Направляясь в дом, хозяин предупредил работников, чтобы те были начеку. Он имел в виду, что, возможно, Конрад затаился где-то по соседству. Но никому в это как-то не верилось: трудно было себе представить, что молчун Конрад может вдруг куда-то исчезнуть. Так же мало кто поверил обещанию, что-де проделка с Мастеровым сойдет Конраду с рук.
Почему Конрад спихнул Бургера с сеновала, выпытать у Конрада не удалось. Сам он вошел вдруг в комнату, когда все сидели за завтраком. Он сел за стол и начал торопливо
Еженедельные побывки Конрада у своих казались Холлю еще более жалкими, чем его собственные поездки домой в День всех святых. По школе он знал сводных братьев Конрада, мимоходом видел мать, а мимоездом — старый дом, где они жили. Конрад всегда отлучался лишь на несколько часов и всегда был одинаково мрачен, и уходя, и возвращаясь. Холль не мог припомнить случая, чтобы Конрад хоть раз рассмеялся.
Однажды вечером в батрачек словно бес вселился. Сначала накинулись на старого Вильденхофера, защекотали его так, что бедняга чуть не задохнулся от смеха, и стащили с него штаны. Они уже выскочили с этими штанами из комнаты, подыскивая место, где бы их спрятать, но в сенях нарвались на хозяйку. Та отобрала штаны и с порога бросила их старику. Потом девки шушукались на кухне, одна из них то и дело забегала в комнату и, возвратившись, что-то шептала подружкам. Затем они вдруг угомонились и сделали вид, что собираются спать. Холль, учивший на кухне уроки, знал коварные уловки работниц. Он решил незаметно проследить за ними. Они поднялись наверх, спустились снова и, подойдя к комнате, где жили батраки, распахнули дверь и бросились на Конрада, который уже лежал. Три девицы начали срывать с него одеяло, им хотелось во что бы то ни стало увидеть его голым. Но одеяло вырвать не удалось.
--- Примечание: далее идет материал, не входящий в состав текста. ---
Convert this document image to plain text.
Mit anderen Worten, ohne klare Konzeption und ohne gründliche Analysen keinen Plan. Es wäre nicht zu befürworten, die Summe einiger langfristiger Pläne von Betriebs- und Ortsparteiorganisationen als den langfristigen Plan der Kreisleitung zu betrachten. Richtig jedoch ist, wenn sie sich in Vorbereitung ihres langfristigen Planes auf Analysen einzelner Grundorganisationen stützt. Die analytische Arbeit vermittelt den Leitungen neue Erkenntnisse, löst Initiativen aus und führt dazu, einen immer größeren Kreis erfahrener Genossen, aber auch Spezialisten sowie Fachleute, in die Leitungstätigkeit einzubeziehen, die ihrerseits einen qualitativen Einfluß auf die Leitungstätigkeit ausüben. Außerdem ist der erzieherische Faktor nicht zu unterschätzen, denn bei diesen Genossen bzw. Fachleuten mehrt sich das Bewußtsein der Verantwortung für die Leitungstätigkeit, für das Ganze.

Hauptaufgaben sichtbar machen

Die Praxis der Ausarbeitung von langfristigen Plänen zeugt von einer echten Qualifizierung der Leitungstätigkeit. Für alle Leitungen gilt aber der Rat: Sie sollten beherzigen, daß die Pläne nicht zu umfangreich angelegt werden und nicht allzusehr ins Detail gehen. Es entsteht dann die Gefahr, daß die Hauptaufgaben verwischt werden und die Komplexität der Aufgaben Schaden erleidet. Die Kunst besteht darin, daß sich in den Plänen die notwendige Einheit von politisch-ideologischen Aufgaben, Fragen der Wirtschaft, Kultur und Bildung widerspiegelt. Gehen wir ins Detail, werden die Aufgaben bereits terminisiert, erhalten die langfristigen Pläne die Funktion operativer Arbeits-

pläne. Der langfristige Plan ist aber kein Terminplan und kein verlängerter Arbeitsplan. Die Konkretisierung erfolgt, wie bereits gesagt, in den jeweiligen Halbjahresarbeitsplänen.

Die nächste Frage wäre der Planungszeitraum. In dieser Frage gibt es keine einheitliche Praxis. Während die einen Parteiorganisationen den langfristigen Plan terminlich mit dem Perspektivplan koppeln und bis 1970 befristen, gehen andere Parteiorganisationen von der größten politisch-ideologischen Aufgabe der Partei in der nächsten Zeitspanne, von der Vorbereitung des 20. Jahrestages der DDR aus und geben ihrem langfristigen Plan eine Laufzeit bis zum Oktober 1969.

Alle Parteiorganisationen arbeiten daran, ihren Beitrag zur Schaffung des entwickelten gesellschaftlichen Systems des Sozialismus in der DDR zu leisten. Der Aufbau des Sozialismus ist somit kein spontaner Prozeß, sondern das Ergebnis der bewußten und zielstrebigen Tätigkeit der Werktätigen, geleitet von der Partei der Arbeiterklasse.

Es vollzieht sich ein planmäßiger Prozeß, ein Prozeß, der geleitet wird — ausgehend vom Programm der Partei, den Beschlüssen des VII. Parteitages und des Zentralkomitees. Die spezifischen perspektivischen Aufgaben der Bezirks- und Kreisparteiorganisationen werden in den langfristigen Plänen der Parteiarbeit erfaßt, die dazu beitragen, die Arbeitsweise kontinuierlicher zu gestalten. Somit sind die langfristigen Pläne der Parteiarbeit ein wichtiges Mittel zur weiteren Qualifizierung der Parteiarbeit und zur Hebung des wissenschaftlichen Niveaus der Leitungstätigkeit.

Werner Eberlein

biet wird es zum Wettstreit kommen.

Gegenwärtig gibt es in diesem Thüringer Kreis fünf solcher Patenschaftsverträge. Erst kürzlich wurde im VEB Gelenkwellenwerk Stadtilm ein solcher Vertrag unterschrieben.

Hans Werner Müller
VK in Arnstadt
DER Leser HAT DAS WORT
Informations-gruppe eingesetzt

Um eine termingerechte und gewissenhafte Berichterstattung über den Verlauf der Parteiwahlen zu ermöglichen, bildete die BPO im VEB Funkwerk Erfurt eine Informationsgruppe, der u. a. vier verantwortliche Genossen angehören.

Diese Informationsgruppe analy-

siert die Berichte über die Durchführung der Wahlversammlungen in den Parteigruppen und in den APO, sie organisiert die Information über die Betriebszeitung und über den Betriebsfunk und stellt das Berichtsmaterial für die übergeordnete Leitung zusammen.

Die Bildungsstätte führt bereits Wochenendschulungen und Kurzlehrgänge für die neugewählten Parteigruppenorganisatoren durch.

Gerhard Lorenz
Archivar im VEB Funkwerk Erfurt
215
На них вдруг напал страх, они побежали наверх, в свою комнату, и заперлись. Холль тоже дал тягу. Но не успел он войти в кухню, как услышал снаружи какой-то грохот, Холль выскочил из дома и увидел, как Конрад швыряет из окна все то, на чем спал. Первое, что пришло Холлю в голову: сейчас Конрад ворвется к девицам и начнет их убивать. Что делать? Батраки в лугах. Хозяин еще не вернулся. Руди нет в доме. Фельберталец уже спит. Холль тотчас побежал к мачехе, та вместе с сыновьями была на кухне.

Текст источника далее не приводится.